My workshop this year is "sacred circle dancing." I elected this rather than the more disciplined writing workshop that I have done in the past. As I explained, half jokingly, I was looking to something easy that would tell me the secret of life. This was a good choice.
Ten of us spent two and a half hours a day, all week, dancing to stirring and hypnotic music from Greece, the Middle East, Medieval Europe, Ireland, Africa and America. The instructor, Jenny, is enthusiastic and skilled, and by the end of the week we are a family of kindred spirits, dancing our prayers. As one Greek dance expressed it: "we look to the future, we honor the past, we praise the spirit, and we live in the present." At the end of each dance we stand, still holding hands in our circle, to absorb the energy and feel the sense of centeredness.
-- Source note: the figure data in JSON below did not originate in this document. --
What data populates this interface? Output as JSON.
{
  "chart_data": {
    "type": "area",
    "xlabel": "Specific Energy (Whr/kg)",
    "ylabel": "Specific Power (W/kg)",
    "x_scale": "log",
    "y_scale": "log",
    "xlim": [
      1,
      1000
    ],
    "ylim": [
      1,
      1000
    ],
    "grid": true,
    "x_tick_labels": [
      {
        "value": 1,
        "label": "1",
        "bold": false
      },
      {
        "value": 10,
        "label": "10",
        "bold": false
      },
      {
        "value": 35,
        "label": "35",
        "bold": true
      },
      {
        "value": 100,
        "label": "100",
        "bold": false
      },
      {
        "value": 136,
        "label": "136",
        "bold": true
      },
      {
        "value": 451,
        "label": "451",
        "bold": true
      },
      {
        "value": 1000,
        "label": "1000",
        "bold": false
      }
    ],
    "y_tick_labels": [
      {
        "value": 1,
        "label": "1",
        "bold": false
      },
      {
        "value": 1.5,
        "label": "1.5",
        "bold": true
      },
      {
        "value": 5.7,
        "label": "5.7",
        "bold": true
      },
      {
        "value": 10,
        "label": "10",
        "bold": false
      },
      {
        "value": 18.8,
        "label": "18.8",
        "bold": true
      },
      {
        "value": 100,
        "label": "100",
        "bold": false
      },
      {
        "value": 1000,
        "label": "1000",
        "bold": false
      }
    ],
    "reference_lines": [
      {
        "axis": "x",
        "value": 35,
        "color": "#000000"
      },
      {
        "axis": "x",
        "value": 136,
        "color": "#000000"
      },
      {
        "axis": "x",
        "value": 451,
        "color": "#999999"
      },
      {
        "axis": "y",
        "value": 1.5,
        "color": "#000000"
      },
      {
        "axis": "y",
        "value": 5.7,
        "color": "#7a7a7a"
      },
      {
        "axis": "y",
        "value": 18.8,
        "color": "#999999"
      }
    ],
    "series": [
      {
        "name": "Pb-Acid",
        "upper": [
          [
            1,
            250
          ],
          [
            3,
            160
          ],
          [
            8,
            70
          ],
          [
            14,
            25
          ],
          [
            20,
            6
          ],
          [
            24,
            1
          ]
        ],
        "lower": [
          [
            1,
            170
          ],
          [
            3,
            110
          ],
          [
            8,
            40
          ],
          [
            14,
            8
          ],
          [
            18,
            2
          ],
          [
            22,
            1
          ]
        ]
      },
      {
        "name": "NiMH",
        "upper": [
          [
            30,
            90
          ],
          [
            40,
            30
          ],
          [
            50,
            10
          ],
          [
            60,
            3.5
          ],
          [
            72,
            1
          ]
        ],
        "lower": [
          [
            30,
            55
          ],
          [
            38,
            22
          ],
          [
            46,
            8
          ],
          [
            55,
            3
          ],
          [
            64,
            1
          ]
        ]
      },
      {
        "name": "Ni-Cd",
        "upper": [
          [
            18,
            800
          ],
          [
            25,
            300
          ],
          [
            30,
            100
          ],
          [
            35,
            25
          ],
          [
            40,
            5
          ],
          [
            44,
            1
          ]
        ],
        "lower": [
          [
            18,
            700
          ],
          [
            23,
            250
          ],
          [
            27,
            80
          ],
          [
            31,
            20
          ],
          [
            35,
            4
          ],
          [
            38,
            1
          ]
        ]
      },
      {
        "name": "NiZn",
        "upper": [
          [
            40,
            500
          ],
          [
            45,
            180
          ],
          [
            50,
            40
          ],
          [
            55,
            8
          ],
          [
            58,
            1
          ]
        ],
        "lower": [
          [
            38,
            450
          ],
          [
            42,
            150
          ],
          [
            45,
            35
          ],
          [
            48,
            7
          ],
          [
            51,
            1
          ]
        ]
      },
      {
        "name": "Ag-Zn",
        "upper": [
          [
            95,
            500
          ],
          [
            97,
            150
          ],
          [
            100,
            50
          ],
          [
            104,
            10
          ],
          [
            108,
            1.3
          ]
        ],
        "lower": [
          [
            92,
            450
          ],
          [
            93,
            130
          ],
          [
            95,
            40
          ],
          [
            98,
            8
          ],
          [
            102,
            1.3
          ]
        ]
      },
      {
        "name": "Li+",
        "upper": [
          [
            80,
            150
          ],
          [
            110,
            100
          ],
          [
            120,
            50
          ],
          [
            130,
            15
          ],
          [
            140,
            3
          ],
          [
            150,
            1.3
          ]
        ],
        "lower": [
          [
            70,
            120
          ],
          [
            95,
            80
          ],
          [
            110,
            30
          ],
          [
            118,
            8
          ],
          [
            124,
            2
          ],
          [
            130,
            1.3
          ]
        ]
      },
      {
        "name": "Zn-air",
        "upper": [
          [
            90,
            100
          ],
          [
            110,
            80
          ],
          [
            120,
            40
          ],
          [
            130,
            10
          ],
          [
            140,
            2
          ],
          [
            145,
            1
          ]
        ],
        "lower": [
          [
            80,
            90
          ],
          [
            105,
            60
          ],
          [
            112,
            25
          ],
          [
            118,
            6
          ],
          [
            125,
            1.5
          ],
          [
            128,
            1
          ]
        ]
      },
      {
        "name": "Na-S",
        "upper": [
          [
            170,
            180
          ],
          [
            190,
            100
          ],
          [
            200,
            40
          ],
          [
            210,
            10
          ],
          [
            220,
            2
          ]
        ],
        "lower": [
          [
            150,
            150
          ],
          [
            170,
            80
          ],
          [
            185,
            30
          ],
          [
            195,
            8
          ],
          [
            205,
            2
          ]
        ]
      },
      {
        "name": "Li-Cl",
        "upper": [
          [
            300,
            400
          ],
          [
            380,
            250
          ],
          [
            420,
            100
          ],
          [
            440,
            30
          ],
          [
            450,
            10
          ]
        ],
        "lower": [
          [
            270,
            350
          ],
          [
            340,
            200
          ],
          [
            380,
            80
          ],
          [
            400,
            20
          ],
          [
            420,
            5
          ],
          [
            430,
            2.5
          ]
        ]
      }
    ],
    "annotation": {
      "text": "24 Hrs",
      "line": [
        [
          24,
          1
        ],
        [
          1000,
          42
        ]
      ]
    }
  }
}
An image comes to me that, like the woman on the beach, we are doing what people have been doing for millennia, on beaches, in forest glens, around campfires - dancing together in circles to express their joy, their passion, their solidarity, their pain, their faith. Our little circle occupies the present moment, while directly behind us I see a circle of those who we have known who have passed on, and behind them another circle of those we have heard of, or can imagine, and behind them circles upon concentric circles of people who have done the dance of life and then returned to the earth, the sea, the sky. Tom takes the image further, seeing the altar around which we have been dancing as the center of energy, the creative source of life from which new generations will arise, while we take our places in the second circle.
As the lunch bell rings, we share a last nostalgic dance to Van Morrison's "End of Summer" (These are the Days) and trail across the grass to Quillan or down the road to the Grove - for food, companionship, and the long, delicious afternoon.